Zoom, which thrived on the remote work revolution, wants workers back in the office part-time
The company whose name became synonymous with remote work is joining the growing return-to-office trend.
Zoom, the video conferencing pioneer, is asking employees who live within a 50-mile radius of its offices to work onsite two days a week, a company spokesperson confirmed in an email. The statement said the company has decided that "a structured hybrid approach—meaning employees that live near an office need to be onsite two days a week to interact with their teams—is most effective for Zoom."
The new policy, which will be rolled out in August and September, was first reported by the New York Times, which said Zoom CEO Eric Yuan fielded questions from employees unhappy with the new policy during a Zoom meeting last week.
Zoom, based in San Jose, California, saw explosive growth during the first year of the COVID-19 pandemic as companies scrambled to shift to remote work, and even families and friends turned to the platform for virtual gatherings.
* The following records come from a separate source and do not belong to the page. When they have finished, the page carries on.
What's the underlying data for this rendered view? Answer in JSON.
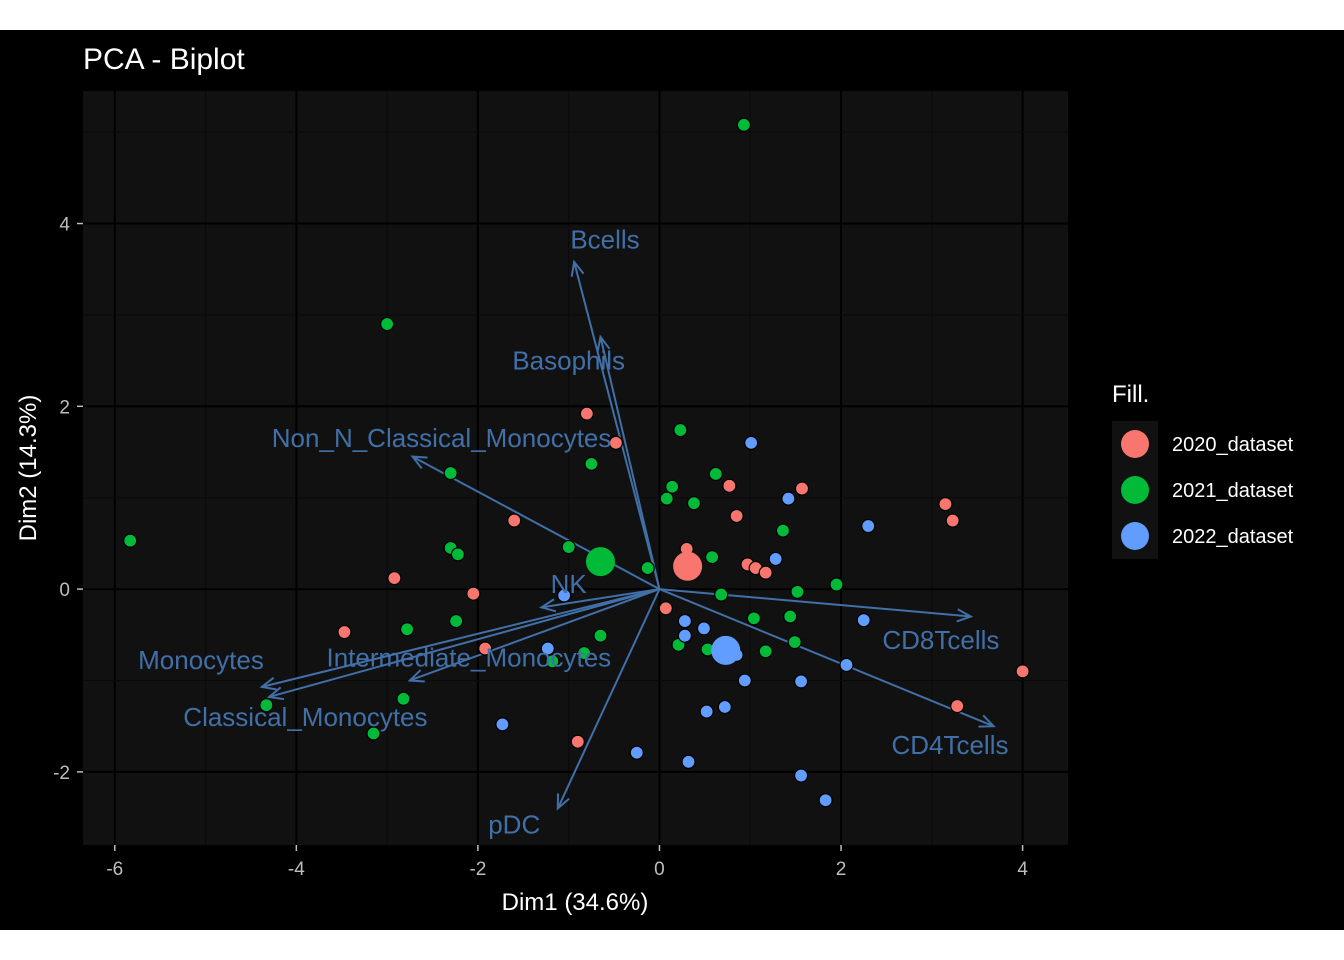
{
  "chart_data": {
    "type": "scatter",
    "title": "PCA - Biplot",
    "xlabel": "Dim1 (34.6%)",
    "ylabel": "Dim2 (14.3%)",
    "xlim": [
      -6.35,
      4.5
    ],
    "ylim": [
      -2.8,
      5.45
    ],
    "x_ticks": [
      -6,
      -4,
      -2,
      0,
      2,
      4
    ],
    "y_ticks": [
      -2,
      0,
      2,
      4
    ],
    "x_tick_labels": [
      "-6",
      "-4",
      "-2",
      "0",
      "2",
      "4"
    ],
    "y_tick_labels": [
      "-2",
      "0",
      "2",
      "4"
    ],
    "grid": true,
    "legend": {
      "title": "Fill.",
      "position": "right",
      "entries": [
        {
          "name": "2020_dataset",
          "color": "#F8766D"
        },
        {
          "name": "2021_dataset",
          "color": "#00BA38"
        },
        {
          "name": "2022_dataset",
          "color": "#619CFF"
        }
      ]
    },
    "series": [
      {
        "name": "2020_dataset",
        "color": "#F8766D",
        "points": [
          [
            -0.8,
            1.92
          ],
          [
            -0.48,
            1.6
          ],
          [
            -1.6,
            0.75
          ],
          [
            -2.92,
            0.12
          ],
          [
            -2.05,
            -0.05
          ],
          [
            -3.47,
            -0.47
          ],
          [
            -1.92,
            -0.65
          ],
          [
            -0.9,
            -1.67
          ],
          [
            0.07,
            -0.21
          ],
          [
            0.3,
            0.44
          ],
          [
            0.85,
            0.8
          ],
          [
            0.77,
            1.13
          ],
          [
            0.97,
            0.27
          ],
          [
            1.06,
            0.23
          ],
          [
            1.17,
            0.18
          ],
          [
            1.57,
            1.1
          ],
          [
            3.15,
            0.93
          ],
          [
            3.23,
            0.75
          ],
          [
            4.0,
            -0.9
          ],
          [
            3.28,
            -1.28
          ]
        ],
        "centroid": [
          0.31,
          0.25
        ]
      },
      {
        "name": "2021_dataset",
        "color": "#00BA38",
        "points": [
          [
            0.93,
            5.08
          ],
          [
            -3.0,
            2.9
          ],
          [
            -5.83,
            0.53
          ],
          [
            -2.3,
            1.27
          ],
          [
            -2.3,
            0.45
          ],
          [
            -2.22,
            0.38
          ],
          [
            -0.75,
            1.37
          ],
          [
            0.23,
            1.74
          ],
          [
            0.14,
            1.12
          ],
          [
            0.08,
            0.99
          ],
          [
            0.62,
            1.26
          ],
          [
            0.38,
            0.94
          ],
          [
            -1.0,
            0.46
          ],
          [
            -0.13,
            0.23
          ],
          [
            0.58,
            0.35
          ],
          [
            1.36,
            0.64
          ],
          [
            1.95,
            0.05
          ],
          [
            1.52,
            -0.03
          ],
          [
            0.68,
            -0.06
          ],
          [
            1.04,
            -0.32
          ],
          [
            1.44,
            -0.3
          ],
          [
            1.49,
            -0.58
          ],
          [
            1.17,
            -0.68
          ],
          [
            0.21,
            -0.61
          ],
          [
            0.53,
            -0.66
          ],
          [
            -0.65,
            -0.51
          ],
          [
            -0.83,
            -0.7
          ],
          [
            -1.18,
            -0.79
          ],
          [
            -2.78,
            -0.44
          ],
          [
            -2.24,
            -0.35
          ],
          [
            -2.82,
            -1.2
          ],
          [
            -4.33,
            -1.27
          ],
          [
            -3.15,
            -1.58
          ]
        ],
        "centroid": [
          -0.65,
          0.3
        ]
      },
      {
        "name": "2022_dataset",
        "color": "#619CFF",
        "points": [
          [
            1.01,
            1.6
          ],
          [
            1.42,
            0.99
          ],
          [
            2.3,
            0.69
          ],
          [
            1.28,
            0.33
          ],
          [
            -1.05,
            -0.07
          ],
          [
            0.28,
            -0.35
          ],
          [
            0.28,
            -0.51
          ],
          [
            0.49,
            -0.43
          ],
          [
            2.25,
            -0.34
          ],
          [
            2.06,
            -0.83
          ],
          [
            0.85,
            -0.72
          ],
          [
            1.56,
            -1.01
          ],
          [
            0.94,
            -1.0
          ],
          [
            0.72,
            -1.29
          ],
          [
            0.52,
            -1.34
          ],
          [
            0.32,
            -1.89
          ],
          [
            -1.23,
            -0.65
          ],
          [
            -1.73,
            -1.48
          ],
          [
            -0.25,
            -1.79
          ],
          [
            1.56,
            -2.04
          ],
          [
            1.83,
            -2.31
          ]
        ],
        "centroid": [
          0.73,
          -0.67
        ]
      }
    ],
    "variables": [
      {
        "name": "Bcells",
        "x": -0.94,
        "y": 3.58,
        "label_x": -0.6,
        "label_y": 3.8
      },
      {
        "name": "Basophils",
        "x": -0.65,
        "y": 2.76,
        "label_x": -1.0,
        "label_y": 2.48
      },
      {
        "name": "Non_N_Classical_Monocytes",
        "x": -2.72,
        "y": 1.45,
        "label_x": -2.4,
        "label_y": 1.63
      },
      {
        "name": "NK",
        "x": -1.3,
        "y": -0.2,
        "label_x": -1.0,
        "label_y": 0.03
      },
      {
        "name": "Monocytes",
        "x": -4.38,
        "y": -1.07,
        "label_x": -5.05,
        "label_y": -0.8
      },
      {
        "name": "Classical_Monocytes",
        "x": -4.3,
        "y": -1.18,
        "label_x": -3.9,
        "label_y": -1.42
      },
      {
        "name": "Intermediate_Monocytes",
        "x": -2.75,
        "y": -1.0,
        "label_x": -2.1,
        "label_y": -0.77
      },
      {
        "name": "pDC",
        "x": -1.12,
        "y": -2.4,
        "label_x": -1.6,
        "label_y": -2.6
      },
      {
        "name": "CD8Tcells",
        "x": 3.43,
        "y": -0.3,
        "label_x": 3.1,
        "label_y": -0.58
      },
      {
        "name": "CD4Tcells",
        "x": 3.68,
        "y": -1.5,
        "label_x": 3.2,
        "label_y": -1.73
      }
    ],
    "colors": {
      "variable_arrow": "#4170A8",
      "panel_background": "#111111",
      "grid_major": "#000000",
      "grid_minor": "#0a0a0a",
      "outer_background": "#000000"
    }
  }
}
But that growth has stagnated as the pandemic threat has ebbed.
Shares of Zoom Video Communications Inc. have tumbled hard since peaking early in the pandemic, from $559 apiece in October 2020, to below $70 on Tuesday. Shares have slumped more than 10% to start the month of August. In February, Zoom laid off about 1,300 people, or about 15% of its workforce.
Google, Salesforce and Amazon are among major companies that have also stepped up their return-to-office policies despite a backlash from some employees.
Similarly to Zoom, many companies are asking their employees to show up to the office only part-time, as hybrid work shapes up to be a lasting legacy of the pandemic. Since January, the average weekly office occupancy rate in 10 major U.S. cities has hovered around 50%, dipping below that threshold during the summer months, according to Kastle Systems, which measures occupancy through entry swipes.